Nel corso degli anni ’50, in Inghilterra, oltre al genio di Beckett comincia ad affacciarsi sulle scene londinesi un altro tassello fondamentale della storia teatrale: Harold Pinter. Il suo successo fu dovuto, principalmente, alla profonda conoscenza del mondo teatrale che era riuscito ad acquisire sin da giovanissimo, distinguendosi anche come attore nei teatri di provincia.
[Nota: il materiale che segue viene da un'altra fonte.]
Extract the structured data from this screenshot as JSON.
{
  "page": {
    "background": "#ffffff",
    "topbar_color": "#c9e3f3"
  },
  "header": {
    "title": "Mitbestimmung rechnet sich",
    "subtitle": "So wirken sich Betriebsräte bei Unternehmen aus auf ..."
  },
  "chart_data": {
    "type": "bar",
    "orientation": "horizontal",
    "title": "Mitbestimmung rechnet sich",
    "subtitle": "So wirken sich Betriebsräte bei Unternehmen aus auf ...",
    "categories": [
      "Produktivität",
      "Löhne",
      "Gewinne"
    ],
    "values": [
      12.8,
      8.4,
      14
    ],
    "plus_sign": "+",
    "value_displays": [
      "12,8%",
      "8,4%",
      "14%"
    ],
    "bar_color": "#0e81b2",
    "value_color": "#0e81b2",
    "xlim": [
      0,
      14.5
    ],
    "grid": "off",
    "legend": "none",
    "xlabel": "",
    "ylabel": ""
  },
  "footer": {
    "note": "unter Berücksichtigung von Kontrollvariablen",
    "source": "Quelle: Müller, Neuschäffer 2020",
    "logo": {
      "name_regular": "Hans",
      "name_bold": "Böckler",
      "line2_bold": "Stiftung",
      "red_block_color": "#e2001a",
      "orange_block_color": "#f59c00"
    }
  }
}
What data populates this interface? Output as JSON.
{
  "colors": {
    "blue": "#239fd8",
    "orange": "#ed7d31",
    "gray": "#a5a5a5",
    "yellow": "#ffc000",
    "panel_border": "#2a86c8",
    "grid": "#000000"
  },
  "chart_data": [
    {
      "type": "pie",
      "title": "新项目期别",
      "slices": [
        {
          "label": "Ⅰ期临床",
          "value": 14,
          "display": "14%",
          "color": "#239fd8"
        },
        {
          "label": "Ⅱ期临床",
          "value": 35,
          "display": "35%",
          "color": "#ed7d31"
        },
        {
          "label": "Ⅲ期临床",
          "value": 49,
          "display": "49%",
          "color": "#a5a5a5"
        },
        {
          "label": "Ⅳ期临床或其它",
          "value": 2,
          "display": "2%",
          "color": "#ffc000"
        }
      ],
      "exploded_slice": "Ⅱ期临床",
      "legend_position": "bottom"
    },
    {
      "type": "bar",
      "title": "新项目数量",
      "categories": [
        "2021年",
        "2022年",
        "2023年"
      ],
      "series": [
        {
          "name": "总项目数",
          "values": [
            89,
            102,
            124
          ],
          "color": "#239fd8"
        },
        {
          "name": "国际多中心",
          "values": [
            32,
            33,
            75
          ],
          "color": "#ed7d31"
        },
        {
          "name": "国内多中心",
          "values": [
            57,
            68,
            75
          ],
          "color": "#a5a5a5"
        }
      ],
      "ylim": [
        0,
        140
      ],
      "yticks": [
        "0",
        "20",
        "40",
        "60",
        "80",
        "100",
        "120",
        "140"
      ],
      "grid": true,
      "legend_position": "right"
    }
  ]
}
Perciò, è naturale che nelle sue intenzioni, la rivoluzione teatrale portata avanti in tutta la sua produzione debba partire dalla sua conoscenza della commedia da salotto di matrice borghese, particolarmente in voga nella Londra del periodo.

Le opere d’esordio di Pinter sono spesso indicate dall’etichetta di “teatro della minaccia”. Niente di più vero, se si considera il fatto che la maggior parte dei personaggi non riesce a trovare una propria identità se non in relazione con un altro soggetto. E purtroppo, i legami che si instaurano tra i suoi personaggi non sono tutto rosa e fiori: ognuno di loro cerca di prevaricare l’altro, mettendo al centro della scena numerosi rapporti di potere che sono destinati, inevitabilmente, a concludersi con il sopravvento di un personaggio su tutti gli altri. Ecco perché i suoi primi lavori possono anche essere visti come drammi politici, che esplorano la dimensione di un potere tirannico che soggioga le deboli figure sociali.

Ma i personaggi di Pinter sono strani e alienati per una lunga serie di motivi: nessuna informazione viene fornita sul loro presente o sul loro passato e nessuno sembra essere interessato a stabilire con gli altri relazioni sociali basate sull’empatia reciproca. E quest’ultima volontà misantropica si lega strettamente ad un’altra trave portante del teatro pinteriano: i personaggi riescono solo ad ingaggiare delle continue lotte per il possesso dell’ambiente in cui sono inseriti, che conferisce loro un’illusoria sensazione di tranquillità e di identità personale. Illusione che finisce per frantumarsi in mille pezzi ogni volta che entra in gioco l’iperrealismo, che deforma gli spazi e rende indefiniti i  sicuri e rasserenanti confini della stanza.

La produzione del Pinter più maturo è segnata da opere indicate dalla definizione di “memory plays”, in cui il drammaturgo si concentra maggiormente sugli aspetti psicologici della personalità delle sue silhouette. Emblematica di questa nuova produzione è una delle sue ultime opere, intitolata “Old times”. Sullo sfondo di atmosfere oniriche e stranianti, le inevitabili lotte tra individui complicano la loro dinamica: adesso è la memoria a trasformarsi in un arma di rivalsa. Non esiste differenza tra i ricordi reali e le menzogne: imporre il proprio passato sugli altri significa assumere il comando della scena. Questa visione sottolinea il legame con il pensiero di Proust, secondo il quale tra evento e ricordo non esiste alcun legame diretto.  

“Dark”.

Con questa semplice parola si apre l’opera che si configura come il capolavoro indiscusso della carriera di Pinter. È Kate a pronunciare questo termine carico di ambiguità, che forse si riferisce alle condizioni metereologiche, forse al suo stato d’animo e al suo atteggiamento tendente all’autismo, che la allontana inesorabilmente sia dal marito Deeley, sia dall’amica Anna. Ed è proprio Anna il personaggio più enigmatico e paradossale dell’opera.

Di fronte a questa enigmatica donna si insinua nella mente un ragionevole dubbio: si tratta di un personaggio reale? È forse un fantasma? O un lato della personalità di Kate, che così vivrebbe sulla scena un personale psicodramma? Sta al lettore e allo spettatore risolvere queste domande, scavando in profondità nei meandri dell’ideologia pinteriana.